Chris Goldson has Absolute Radio's director of corporate communications sit in with him on our interview - hardly unusual, you might think, in the current climate, when even the most confident of companies suffers the odd bout of corporate insecurity.
But it perhaps serves as a reminder that we're expected to be on our best behaviour. We have been guilty, it could be argued, of giving Absolute something of a hard time over the past couple of years. When Times of India Group bought Virgin Radio for £53.2 million in June 2008, we affected to be sceptical, perhaps rather disgracefully, about what such a company could bring to one of the UK media market's strongest brands.
And when, in September 2008, it changed the name of that brand to Absolute Radio, we were terribly sniffy, arguing that such a generic term would never convey very much - and that its adoption threw away any chance of retaining even a little of the brand heritage built up since Virgin Radio's launch in 1993. All of which has been compounded by the manner in which we have tended, in recent times, to damn Absolute's audience performance with faint praise.
Which brings us to the most recent Rajar figures.

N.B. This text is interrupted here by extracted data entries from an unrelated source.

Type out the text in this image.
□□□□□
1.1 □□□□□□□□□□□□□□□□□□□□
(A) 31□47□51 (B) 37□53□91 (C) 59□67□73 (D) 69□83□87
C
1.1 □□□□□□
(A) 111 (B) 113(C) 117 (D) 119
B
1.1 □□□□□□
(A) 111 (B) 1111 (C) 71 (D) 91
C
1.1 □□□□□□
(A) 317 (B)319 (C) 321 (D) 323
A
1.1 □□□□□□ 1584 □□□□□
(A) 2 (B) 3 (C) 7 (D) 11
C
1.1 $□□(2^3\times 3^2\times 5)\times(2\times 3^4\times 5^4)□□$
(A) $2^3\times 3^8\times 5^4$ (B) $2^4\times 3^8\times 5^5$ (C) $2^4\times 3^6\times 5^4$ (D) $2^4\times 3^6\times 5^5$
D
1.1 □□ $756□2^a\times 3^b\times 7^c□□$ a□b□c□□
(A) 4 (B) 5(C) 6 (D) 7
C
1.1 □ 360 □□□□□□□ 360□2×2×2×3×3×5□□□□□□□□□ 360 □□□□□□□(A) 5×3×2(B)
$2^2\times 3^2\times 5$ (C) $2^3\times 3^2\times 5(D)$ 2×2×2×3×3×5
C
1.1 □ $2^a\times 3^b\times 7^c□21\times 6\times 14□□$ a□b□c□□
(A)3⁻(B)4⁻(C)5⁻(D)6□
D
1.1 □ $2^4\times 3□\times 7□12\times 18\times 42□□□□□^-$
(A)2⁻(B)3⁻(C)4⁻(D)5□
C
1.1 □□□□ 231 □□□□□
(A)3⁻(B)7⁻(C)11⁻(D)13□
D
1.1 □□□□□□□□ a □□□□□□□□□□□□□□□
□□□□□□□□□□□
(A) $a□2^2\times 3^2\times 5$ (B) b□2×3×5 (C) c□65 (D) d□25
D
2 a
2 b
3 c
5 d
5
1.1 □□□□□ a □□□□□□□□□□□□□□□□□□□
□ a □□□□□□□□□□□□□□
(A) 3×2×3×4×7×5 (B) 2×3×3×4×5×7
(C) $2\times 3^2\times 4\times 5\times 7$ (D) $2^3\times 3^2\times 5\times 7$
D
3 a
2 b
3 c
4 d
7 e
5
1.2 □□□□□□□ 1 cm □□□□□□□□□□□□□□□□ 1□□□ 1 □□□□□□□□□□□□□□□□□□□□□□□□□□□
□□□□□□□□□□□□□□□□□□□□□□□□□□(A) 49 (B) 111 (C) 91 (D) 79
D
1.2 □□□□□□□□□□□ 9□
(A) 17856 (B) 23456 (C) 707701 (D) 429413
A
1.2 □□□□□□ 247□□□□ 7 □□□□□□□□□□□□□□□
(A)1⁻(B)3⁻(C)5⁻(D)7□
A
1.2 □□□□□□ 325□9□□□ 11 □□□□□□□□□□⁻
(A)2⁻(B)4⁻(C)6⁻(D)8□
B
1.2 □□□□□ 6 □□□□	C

Audience reach across the total Absolute family was down 6.2 per cent year on year but up 13.7 per cent quarter on quarter. There are no prizes for guessing which figure we are expected to focus on.
But, actually, they needn't have worried. Before the interview, we'd been sounding out media buyers and had become aware of a thumping consensus in the business. There's something rather interesting happening at Absolute, we were told, and this (not so) quiet revolution is being led by the chief operating officer, Clive Dickens, and his commercial director, Goldson.
"There's a lot of collective goodwill in the radio industry towards Absolute," Matthew Landeman, a board director at Carat, reveals. "I'm not just talking about our side of the fence, either. Other media owners are fascinated about what's going on there - largely, I suspect, because they plan to steal all the best ideas."
We've already hinted at one of the themes of this revolution when we talked about the performance of the Absolute "family". It has been launching digital brand spin-offs - for instance, Absolute Classic Rock, Absolute 80s and Absolute 90s - and in parallel with the extension strategy, it has been evolving a unique mix of content strands to be woven across this family.
Music is, as you'd expect, still the mainstay, but the company has also been developing its credentials in comedy (contracted artists include Dave Gorman, Frank Skinner and David Baddiel) and it has also made the leap, thanks in no small part to Skinner and Baddiel, into football. We're not just talking about football banter, either - this season, it will be carrying live commentary of one of the Saturday 3pm kick-off games in the Premier League.
Last, but by no means least, Absolute has been a pioneer in terms of its distribution philosophy, embracing more platforms (DAB, internet streaming, podcasts, Freeview, digital cable and satellite, mobile apps, you name it) than any of its rivals.
If it continues in this vein, we'll have to redefine "the radio medium" altogether. But isn't there a danger that Absolute will dilute its brand and cannibalise the audience on its flagship stations? No - quite the opposite, Goldson says.
He explains: "Actually, what happens is that they support each other. Traditionally, commercial radio has behaved very differently to the BBC when it comes to promoting itself - and, in particular, it has been terrible at cross-promotion. You've even seen situations in the past where sister stations would not acknowledge each other. I think what we're doing is closer to BBC-type behaviour. It develops the audience relationship."
Goldson graduated in the early 90s from that notorious den of iniquity that was the Media Week sales team (contemporaries included The National Magazine Company's Jude Secombe and Carl White, the European boss of ValueClick) and he moved from there to BBC Magazines.
Before joining Virgin Radio seven-and-a-half years ago, he also worked in the digital media space. At Virgin, he moved up through brand development then headed up sponsorship and promotions, becoming the commercial director after the departure of his predecessor Nick Hewat, who moved to Telegraph Media Group in June 2009.
So, of course, Goldson is very much in the front line when it comes to translating kudos and audience into commercial success - and he admits that the current airtime market remains challenging.
There are even those who believe that, when market growth does return, it will feed on to the bottom line at the commercial medium's two powerhouse companies, Bauer and Global. They are more than capable of devising share deals to put the squeeze on what they might see as pesky little rivals.
And yet media agency observers believe that Absolute is well placed to make progress. As one buyer puts it: "No, the brand is not as strong as the Virgin Radio brand - but so what? It needed to move on. I think we've reached a point when we can look at Absolute for what it is and give the people there the whole credit for that. It has a clear positioning. It's innovative. Audiences are moving in the right direction. It has a very positive story to tell."